What is the cervical cancer vaccination called?

Three HPV vaccines—9-valent HPV vaccine (Gardasil 9, 9vHPV), quadrivalent HPV vaccine (Gardasil, 4vHPV), and bivalent HPV vaccine (Cervarix, 2vHPV)—have been licensed by the U.S. Food and Drug Administration (FDA). All three HPV vaccines protect against HPV types 16 and 18 that cause most HPV cancers.

Cervical cancer usually develops in the cervix, which the narrow entrance of the womb. The cervix is a part of the lower uterus.

The American Cancer Society predicted that doctors are likely to make 13,170 new cervical cancer diagnoses by the end of 2019 in the USA. They further also added that over 4,200 women in the US are estimated to die from cervical cancer in 2019.

Human papillomavirus (HPV) is the most common identifiable cause in the majority of cervical cancer cases. The HPV vaccine is effective in preventing Human papillomavirus, but not all types of HPV.

The HPV vaccine was originally approved for females ages 9 through 26. Now, men and women up to age 45 can get vaccinated. US health officials have expanded the recommended age range for people receiving the HPV vaccine to protect against several types of cancer to people in their mid-40s

Early Signs & Symptoms of Cervical Cancer

Most patients are likely to experience no symptoms in the early stages, so it is recommended that women get regular Pap tests or cervical smear test.

A Pap test is a form of preventive measure. It helps indicate and identify the changes in the cervix cells that can possibly be concerning.

If patients do experience some signs, they might include:

  • Constant pelvic pain (usually pelvic pain is an alarming sign for cervical cancer or any other condition)
  • Bleeding between periods
  • Discomfort or pain during sexual intercourse
  • Bleeding after coitus
  • Post-menopausal bleeding in women
  • A strong odor of vaginal discharge
  • Blood tinged vaginal discharge
  • These symptoms can be caused due to other infections.
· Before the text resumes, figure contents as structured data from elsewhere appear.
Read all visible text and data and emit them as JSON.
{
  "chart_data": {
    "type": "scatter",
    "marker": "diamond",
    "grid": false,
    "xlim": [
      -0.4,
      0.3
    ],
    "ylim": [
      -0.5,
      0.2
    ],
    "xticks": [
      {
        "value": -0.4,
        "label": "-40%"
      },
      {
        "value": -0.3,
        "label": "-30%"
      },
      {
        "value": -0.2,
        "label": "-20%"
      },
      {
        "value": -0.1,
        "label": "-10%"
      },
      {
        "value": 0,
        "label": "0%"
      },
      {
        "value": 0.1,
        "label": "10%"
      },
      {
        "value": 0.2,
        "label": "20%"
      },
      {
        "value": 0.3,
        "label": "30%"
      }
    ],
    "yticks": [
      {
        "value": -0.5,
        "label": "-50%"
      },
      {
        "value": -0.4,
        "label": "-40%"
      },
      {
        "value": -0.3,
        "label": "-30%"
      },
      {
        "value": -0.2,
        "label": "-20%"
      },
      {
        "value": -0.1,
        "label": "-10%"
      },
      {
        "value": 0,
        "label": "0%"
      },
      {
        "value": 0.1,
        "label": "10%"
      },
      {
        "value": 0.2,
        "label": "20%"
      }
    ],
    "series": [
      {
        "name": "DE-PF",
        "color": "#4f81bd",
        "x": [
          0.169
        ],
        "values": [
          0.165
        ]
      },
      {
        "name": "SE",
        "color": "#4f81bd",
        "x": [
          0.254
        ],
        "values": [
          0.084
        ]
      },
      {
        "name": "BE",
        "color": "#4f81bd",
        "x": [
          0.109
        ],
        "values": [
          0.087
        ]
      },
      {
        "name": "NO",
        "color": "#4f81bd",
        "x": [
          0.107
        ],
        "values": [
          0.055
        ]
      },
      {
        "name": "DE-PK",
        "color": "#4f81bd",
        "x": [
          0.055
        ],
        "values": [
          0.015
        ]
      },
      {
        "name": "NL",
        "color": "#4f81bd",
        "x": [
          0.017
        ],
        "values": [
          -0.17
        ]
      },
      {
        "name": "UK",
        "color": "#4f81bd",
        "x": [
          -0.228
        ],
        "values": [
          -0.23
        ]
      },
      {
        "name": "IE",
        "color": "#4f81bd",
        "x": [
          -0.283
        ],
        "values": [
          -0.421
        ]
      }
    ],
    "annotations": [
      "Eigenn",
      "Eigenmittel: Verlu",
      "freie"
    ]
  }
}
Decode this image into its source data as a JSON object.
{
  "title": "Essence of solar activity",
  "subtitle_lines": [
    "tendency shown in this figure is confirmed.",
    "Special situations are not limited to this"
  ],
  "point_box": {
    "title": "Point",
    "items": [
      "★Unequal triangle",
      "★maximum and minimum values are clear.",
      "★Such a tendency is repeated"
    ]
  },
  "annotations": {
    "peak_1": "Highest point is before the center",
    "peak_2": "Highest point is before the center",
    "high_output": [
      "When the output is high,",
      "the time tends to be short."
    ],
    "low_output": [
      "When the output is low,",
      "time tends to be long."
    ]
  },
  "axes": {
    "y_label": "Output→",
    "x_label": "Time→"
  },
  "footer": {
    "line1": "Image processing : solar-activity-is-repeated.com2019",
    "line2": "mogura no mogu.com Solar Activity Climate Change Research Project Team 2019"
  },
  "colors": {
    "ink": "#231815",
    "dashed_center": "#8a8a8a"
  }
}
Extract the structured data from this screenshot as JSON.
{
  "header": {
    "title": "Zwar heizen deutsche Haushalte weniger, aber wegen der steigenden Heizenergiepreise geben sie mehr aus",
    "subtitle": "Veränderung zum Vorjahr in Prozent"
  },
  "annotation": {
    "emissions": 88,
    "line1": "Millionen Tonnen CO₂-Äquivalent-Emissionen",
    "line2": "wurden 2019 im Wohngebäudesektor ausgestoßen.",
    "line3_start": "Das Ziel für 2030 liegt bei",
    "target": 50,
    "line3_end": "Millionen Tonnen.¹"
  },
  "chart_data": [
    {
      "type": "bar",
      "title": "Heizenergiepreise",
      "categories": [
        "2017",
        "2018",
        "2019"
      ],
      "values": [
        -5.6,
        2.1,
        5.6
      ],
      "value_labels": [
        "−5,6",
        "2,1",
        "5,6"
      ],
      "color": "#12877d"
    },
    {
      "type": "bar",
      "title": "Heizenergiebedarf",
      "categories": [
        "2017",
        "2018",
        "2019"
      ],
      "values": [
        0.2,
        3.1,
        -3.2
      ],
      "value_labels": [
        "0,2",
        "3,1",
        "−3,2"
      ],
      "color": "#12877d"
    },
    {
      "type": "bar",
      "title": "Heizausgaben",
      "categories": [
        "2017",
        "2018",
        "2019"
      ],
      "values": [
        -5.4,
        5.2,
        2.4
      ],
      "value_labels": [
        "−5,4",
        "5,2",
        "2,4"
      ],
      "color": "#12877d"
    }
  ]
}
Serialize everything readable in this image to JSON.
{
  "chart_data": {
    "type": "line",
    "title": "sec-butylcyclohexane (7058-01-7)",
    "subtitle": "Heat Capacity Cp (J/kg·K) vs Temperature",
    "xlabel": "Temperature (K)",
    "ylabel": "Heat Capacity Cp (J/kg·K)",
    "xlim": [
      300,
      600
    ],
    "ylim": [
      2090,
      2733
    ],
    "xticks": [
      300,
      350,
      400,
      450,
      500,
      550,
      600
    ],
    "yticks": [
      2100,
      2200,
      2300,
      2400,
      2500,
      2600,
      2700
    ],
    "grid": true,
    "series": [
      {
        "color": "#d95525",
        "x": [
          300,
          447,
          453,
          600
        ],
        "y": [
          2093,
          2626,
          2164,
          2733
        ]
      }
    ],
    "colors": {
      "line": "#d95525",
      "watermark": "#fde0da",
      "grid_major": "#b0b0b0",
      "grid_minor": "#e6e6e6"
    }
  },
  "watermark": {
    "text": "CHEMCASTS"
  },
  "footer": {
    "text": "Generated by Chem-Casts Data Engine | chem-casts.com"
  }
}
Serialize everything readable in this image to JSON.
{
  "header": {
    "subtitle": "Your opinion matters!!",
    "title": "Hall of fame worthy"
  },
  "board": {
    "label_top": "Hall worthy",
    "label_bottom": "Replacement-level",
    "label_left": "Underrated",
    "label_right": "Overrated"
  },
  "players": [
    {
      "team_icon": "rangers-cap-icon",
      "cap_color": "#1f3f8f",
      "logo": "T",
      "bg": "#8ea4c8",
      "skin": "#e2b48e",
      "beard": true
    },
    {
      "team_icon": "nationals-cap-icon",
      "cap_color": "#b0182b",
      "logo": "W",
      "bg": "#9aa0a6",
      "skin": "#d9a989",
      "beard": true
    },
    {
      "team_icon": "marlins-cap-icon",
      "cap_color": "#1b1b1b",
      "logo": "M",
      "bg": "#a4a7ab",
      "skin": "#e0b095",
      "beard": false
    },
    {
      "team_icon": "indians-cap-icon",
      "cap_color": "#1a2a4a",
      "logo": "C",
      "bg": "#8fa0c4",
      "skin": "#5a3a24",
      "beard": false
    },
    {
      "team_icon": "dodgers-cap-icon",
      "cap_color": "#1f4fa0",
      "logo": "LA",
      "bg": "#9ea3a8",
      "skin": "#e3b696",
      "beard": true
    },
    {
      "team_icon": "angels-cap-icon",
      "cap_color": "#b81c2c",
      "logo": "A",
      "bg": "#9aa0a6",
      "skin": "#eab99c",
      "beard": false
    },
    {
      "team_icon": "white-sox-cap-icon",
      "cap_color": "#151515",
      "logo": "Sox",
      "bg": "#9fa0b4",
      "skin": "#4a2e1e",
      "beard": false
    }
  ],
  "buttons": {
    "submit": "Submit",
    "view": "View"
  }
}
People experiencing these symptoms should consult a doctor.


Cancer staging is an important part of treatment as it helps in selecting the most effective technique for treating it.

Staging aims to evaluate where cancer has spread and if it is affecting the distant organs or nearby structures.

The adversity of cervical cancer is categorized through a 0-4 stage system:

Stage 0: Precancerous cells are present in the body.

Stage 1: Cancer cells are growing from the surface and invading cervix’s deeper tissues, possibly getting into the uterus or nearby lymph nodes

Stage 2: Carcinoma cells have moved outside the cervix and uterus, but haven’t affected the pelvis walls or vagina’s lower regions. In this stage, it might or might not have affected the nearby lymph nodes.

Stage 3: Cancer cells have reached to the vagina’s lower region and the pelvis walls, and it might have started blocking the ureters and the tubes connected to the bladder that carry the urine. It might or might not have affected the nearby lymph nodes.

Stage 4:Cancer has attacked the rectum or the bladder and is spreading out from the pelvis. It might or might have attacked the nearby lymph nodes. Over time in stage 4, cancer will spread in distant organs, including the bones, lungs, lymph nodes and liver.

Undergoing screening and receiving proper medical attention in early stages can help in increasing a patient’s chances of survival.